Disney took significant care to depict the famous siege in as authentic a manner as possible, given the known details. Among those who appeared in the series were Skip Homeier, Raymond Bailey, and I. Stanford Jolley. Episodes of the series were later edited into a 1962 movie titled Elfego Baca: Six Gun Law. The theme song's tag line was, "And the legend was that / Like el gato, "the cat" / Nine lives had Elfego Baca."

In 1966, a compilation of episodes was released as a film, Elfego Baca: Six Gun Law. It was directed by Christian Nyby and starred Robert Loggia's Elfego Baca.
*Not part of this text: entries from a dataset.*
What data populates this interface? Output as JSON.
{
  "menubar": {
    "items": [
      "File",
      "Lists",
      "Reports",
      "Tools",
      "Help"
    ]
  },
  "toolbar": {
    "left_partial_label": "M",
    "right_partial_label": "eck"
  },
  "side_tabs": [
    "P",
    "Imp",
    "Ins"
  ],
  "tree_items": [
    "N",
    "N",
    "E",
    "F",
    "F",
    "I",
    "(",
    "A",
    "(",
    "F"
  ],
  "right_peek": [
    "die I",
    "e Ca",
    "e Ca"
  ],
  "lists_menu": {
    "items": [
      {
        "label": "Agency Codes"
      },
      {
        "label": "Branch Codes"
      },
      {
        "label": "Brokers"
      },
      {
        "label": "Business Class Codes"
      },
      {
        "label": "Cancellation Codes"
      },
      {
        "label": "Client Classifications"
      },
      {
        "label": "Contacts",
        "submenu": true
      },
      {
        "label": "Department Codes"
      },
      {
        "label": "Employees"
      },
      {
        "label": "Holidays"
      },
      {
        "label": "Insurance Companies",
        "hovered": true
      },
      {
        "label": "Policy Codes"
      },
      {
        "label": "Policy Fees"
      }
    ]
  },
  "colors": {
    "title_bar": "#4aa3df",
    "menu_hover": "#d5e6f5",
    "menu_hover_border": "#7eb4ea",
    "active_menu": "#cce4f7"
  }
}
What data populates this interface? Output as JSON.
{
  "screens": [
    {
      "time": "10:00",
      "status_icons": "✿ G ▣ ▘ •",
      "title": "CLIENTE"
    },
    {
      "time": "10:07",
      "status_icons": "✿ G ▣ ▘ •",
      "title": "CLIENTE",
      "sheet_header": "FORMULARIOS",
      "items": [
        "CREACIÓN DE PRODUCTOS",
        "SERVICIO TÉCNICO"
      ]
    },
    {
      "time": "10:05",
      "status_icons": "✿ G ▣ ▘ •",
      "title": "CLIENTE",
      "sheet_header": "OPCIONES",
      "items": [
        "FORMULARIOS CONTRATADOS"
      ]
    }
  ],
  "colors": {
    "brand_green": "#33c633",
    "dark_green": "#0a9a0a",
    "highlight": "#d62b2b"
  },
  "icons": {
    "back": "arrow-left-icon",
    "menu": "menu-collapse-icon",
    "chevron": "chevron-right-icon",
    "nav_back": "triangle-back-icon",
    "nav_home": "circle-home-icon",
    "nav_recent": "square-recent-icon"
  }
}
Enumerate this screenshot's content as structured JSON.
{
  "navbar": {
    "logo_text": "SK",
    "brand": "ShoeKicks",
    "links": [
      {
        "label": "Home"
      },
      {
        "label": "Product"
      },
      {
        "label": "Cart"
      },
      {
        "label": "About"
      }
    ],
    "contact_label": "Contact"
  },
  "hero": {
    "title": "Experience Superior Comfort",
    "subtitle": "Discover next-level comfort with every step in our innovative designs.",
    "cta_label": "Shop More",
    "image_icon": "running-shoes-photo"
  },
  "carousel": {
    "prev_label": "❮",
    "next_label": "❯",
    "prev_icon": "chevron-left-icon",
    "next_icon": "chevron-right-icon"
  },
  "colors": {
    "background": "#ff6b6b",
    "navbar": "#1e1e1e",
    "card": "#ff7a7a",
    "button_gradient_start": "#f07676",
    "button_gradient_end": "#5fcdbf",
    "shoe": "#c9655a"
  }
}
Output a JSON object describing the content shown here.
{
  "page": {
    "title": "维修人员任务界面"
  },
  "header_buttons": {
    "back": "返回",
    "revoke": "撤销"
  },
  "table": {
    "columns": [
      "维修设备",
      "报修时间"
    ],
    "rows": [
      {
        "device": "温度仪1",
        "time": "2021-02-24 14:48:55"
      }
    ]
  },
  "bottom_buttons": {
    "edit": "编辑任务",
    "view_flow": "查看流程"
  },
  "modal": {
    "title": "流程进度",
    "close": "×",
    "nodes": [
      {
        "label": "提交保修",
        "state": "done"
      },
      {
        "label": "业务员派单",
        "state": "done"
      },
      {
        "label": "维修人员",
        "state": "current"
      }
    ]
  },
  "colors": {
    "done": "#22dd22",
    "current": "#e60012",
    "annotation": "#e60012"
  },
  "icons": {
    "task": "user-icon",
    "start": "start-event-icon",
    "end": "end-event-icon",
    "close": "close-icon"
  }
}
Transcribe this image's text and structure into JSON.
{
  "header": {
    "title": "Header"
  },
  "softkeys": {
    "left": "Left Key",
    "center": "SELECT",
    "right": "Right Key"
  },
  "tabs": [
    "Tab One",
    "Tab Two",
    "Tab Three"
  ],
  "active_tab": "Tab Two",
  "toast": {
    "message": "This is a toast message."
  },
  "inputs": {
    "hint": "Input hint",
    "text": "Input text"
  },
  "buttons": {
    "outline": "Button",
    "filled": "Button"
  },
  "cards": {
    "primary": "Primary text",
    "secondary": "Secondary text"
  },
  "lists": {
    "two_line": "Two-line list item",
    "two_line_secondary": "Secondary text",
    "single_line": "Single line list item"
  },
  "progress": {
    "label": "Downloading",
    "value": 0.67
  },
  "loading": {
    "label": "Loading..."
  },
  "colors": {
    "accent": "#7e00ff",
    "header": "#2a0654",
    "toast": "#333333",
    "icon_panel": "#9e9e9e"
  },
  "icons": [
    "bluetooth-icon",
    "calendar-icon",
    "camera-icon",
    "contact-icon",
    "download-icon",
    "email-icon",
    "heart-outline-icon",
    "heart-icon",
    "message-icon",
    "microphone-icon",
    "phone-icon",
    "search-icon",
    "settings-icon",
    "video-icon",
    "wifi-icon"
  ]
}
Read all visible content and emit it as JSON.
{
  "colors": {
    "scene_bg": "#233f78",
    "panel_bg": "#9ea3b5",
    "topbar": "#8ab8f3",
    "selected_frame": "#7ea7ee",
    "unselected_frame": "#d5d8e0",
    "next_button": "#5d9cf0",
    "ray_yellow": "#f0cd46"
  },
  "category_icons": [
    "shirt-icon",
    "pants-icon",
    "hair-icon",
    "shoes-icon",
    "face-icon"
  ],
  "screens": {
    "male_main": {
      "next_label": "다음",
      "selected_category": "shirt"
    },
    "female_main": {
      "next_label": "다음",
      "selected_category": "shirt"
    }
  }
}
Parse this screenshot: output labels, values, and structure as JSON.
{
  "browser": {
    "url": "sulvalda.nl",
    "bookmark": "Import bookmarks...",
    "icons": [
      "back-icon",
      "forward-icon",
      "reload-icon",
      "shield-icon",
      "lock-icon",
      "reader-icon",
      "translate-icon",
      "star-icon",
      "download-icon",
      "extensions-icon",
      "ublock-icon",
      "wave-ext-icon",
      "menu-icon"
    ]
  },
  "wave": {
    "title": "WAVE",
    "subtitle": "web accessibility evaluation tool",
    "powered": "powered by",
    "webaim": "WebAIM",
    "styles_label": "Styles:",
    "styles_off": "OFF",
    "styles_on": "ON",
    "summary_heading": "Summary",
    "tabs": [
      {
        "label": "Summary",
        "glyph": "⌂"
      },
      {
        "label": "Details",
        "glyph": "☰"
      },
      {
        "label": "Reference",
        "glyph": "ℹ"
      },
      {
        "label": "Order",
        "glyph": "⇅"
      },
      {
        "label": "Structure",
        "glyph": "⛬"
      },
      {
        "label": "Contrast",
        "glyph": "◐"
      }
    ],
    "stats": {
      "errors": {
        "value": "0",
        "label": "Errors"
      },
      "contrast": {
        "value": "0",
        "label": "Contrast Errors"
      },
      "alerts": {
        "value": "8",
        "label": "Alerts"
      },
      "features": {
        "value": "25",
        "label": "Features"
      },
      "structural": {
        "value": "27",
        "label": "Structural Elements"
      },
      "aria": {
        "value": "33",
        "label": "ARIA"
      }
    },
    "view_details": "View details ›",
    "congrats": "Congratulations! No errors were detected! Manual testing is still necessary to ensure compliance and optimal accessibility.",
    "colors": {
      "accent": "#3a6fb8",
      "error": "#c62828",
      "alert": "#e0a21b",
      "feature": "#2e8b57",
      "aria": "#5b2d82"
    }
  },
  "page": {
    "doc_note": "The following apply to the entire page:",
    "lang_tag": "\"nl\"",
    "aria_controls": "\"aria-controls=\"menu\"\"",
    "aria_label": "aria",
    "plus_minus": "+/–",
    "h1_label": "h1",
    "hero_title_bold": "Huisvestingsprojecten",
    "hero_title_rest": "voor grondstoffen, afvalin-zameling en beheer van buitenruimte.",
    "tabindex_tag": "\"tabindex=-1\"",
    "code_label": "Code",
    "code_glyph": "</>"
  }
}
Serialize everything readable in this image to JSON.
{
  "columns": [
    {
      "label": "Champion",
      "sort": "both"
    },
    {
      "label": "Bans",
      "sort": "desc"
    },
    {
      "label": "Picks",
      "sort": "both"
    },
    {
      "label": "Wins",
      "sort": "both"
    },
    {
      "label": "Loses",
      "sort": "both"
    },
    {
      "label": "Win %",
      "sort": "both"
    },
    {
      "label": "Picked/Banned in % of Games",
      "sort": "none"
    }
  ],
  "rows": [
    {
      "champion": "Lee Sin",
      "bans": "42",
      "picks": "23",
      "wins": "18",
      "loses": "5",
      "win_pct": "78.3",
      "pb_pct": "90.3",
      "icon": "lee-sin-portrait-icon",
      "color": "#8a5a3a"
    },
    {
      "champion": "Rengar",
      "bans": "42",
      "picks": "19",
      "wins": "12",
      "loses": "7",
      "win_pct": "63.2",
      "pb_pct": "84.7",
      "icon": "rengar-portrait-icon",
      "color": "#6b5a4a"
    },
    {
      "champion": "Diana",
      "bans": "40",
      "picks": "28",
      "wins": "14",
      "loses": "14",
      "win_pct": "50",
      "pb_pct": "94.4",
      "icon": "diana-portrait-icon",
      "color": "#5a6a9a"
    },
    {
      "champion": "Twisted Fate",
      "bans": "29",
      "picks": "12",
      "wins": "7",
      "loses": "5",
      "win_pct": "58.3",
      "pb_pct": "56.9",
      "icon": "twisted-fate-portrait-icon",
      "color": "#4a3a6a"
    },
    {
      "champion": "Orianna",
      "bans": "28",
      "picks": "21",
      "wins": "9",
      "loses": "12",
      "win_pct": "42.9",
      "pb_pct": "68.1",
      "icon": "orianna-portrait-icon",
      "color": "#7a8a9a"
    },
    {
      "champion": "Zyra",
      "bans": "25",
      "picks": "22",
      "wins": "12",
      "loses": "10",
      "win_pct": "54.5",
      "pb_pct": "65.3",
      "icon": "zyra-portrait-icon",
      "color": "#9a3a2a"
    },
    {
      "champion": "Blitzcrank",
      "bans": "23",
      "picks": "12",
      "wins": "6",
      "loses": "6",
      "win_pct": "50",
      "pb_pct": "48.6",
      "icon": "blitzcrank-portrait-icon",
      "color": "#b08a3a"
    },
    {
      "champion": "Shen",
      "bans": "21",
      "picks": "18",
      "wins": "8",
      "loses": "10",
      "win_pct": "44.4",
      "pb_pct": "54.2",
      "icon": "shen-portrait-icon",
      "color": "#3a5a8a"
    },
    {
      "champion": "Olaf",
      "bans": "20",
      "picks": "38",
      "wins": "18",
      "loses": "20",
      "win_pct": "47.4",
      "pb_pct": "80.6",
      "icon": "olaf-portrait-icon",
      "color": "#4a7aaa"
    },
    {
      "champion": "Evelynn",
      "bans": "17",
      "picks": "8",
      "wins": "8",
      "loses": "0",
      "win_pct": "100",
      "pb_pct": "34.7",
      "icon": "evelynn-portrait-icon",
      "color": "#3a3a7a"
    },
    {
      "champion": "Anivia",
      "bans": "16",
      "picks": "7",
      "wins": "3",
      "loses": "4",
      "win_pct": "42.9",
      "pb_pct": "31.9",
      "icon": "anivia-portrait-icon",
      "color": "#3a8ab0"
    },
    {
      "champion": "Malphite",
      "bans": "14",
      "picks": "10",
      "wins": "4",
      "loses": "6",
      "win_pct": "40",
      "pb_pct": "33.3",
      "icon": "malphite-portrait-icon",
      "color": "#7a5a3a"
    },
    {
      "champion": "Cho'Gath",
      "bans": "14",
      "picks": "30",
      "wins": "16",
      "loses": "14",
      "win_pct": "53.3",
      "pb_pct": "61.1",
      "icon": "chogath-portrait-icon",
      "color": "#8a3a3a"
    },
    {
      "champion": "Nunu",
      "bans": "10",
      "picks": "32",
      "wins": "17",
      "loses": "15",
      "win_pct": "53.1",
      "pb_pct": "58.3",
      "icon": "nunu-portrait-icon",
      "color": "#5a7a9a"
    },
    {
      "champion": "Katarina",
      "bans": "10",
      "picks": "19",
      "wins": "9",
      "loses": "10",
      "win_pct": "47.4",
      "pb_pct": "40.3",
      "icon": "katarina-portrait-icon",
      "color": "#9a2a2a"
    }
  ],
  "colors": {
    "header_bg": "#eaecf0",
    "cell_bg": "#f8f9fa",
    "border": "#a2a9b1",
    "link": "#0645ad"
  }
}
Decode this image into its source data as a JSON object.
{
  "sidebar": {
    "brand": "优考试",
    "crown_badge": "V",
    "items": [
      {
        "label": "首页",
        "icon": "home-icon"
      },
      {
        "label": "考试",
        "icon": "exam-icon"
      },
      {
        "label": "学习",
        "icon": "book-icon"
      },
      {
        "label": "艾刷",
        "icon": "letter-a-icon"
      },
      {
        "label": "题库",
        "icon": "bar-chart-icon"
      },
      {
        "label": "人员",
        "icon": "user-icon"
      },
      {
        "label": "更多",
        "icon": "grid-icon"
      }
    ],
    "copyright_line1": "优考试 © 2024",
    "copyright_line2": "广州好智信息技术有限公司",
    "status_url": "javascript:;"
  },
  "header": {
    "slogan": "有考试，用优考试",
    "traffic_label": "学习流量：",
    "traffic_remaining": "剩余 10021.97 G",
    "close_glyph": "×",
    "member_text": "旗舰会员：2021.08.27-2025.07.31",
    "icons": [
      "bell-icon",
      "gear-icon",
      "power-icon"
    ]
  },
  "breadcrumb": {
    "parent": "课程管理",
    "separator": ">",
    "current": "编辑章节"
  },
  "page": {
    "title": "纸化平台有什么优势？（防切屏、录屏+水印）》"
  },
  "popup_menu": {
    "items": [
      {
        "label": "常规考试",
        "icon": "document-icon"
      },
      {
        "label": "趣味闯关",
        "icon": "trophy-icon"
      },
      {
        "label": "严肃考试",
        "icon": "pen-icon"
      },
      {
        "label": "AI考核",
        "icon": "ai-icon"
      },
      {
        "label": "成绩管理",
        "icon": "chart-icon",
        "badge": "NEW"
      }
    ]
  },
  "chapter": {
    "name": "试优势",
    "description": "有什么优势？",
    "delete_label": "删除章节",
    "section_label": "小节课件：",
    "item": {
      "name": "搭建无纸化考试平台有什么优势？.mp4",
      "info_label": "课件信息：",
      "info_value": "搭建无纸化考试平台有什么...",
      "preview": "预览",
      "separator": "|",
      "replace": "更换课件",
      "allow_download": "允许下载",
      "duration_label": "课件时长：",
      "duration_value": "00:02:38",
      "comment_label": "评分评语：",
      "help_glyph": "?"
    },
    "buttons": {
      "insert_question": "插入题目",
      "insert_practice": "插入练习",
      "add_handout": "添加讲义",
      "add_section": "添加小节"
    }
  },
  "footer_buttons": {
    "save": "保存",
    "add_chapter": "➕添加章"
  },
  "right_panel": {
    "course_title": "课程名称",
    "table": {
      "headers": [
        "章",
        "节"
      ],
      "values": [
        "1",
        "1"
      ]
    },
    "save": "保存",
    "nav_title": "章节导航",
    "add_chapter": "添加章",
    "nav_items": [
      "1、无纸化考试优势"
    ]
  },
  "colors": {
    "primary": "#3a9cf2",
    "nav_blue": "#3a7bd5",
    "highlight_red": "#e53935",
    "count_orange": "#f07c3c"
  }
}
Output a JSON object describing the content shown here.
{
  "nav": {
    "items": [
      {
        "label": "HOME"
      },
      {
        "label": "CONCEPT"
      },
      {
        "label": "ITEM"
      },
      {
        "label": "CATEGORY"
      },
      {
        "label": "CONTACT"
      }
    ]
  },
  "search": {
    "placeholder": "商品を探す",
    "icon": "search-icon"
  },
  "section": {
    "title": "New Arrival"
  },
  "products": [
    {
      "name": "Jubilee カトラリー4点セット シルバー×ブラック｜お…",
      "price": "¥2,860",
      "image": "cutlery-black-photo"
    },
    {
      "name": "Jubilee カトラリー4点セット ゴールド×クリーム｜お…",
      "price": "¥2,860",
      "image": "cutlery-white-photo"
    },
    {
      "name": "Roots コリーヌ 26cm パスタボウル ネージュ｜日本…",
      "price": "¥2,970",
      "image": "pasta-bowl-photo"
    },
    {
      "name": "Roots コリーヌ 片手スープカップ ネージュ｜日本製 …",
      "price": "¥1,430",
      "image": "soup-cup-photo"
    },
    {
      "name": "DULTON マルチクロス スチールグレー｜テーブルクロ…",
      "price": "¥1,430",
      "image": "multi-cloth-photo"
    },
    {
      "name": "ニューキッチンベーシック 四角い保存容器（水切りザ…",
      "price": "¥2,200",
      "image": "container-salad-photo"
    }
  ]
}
The film premiered in theaters in West Germany on May 20, 1966, and was later broadcast on American television with the title Elfego Baca: Attorney at Law.

Other popular culture depictions include Dynamite Entertainment's Lone Ranger and Green Hornet comic, where he cameos alongside other Western heroes including the Lone Ranger, Bat Masterson, Buffalo Bill, Wyatt Earp, Annie Oakley, Texas John Slaughter, and Black Bart.

New Mexican author Rudolfo Anaya (1937-2020) wrote four mystery novels featuring Elfego's grandson Sonny Baca of Albuquerque, New Mexico, who carries Elfego's supposed revolver; the modern stories involve sorcery and magic.